Access to accurate variable renewable energy (VRE) supply forecasts allows grid operators to reduce the spare capacity generation to back up intermittent renewables, reducing grid balancing costs. Moata Solar Yield Forecaster is an AI based tool specifically designed to forecast the performance of large, complex or multi-site portfolios.
With more accurate forecasting from solar photovoltaic (PV) plants, project owners can sell their output ‘subsidy free’ or via Power Purchase to balance their output. Grid operators are able to balance the grid and asset managers can optimise the dispatch of their assets and determine reasons for underperformance - all in real-time.

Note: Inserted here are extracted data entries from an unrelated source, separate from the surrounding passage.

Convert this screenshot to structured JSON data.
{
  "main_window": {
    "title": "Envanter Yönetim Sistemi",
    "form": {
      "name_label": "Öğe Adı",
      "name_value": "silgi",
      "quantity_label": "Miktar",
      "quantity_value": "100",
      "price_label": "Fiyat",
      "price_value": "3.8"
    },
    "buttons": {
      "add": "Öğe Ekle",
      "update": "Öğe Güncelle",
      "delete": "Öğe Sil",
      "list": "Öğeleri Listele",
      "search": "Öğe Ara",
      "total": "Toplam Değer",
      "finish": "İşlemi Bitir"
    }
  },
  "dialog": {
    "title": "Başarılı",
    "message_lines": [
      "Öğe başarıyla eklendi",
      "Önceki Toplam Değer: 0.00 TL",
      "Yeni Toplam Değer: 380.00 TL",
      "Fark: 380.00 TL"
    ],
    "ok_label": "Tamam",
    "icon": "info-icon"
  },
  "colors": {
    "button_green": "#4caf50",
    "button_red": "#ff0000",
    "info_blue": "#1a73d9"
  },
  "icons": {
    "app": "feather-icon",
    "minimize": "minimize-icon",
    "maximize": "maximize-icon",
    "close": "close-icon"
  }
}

- Energy yield modelling of complex PV plants, including irregular layouts and novel technologies such as bifacial or floating solar.
- Model architecture able to cover historical and current performance, and full range of forecast time horizons.
- Can be combined with demand forecasting modelling to produce whole system supply or demand balance forecasts.
- Fully automated platform, aggregating data to deliver a single source of truth.
State-of-the-art forecasting analytics, with commercial grade weather forecasts at different horizons (up to 10 days ahead) and granularities, for multiple applications and global coverage.
- Forecasting accuracy reporting for continual improvement.
- Customisable solution that can evolve with client requirements.
- Combination of AI models with physical performance models to optimise performance.
- Cost-efficient grid balancing from improved forecasting accuracy.
- Reduced data handling requirements and likelihood of human error with implementation of systematic and best practice data management.
- An end to manual processes with insights available instantly enabling information to be acted on in a timely fashion.
- Accelerated operational reporting and quicker decision making with instant access to data and real-time updates.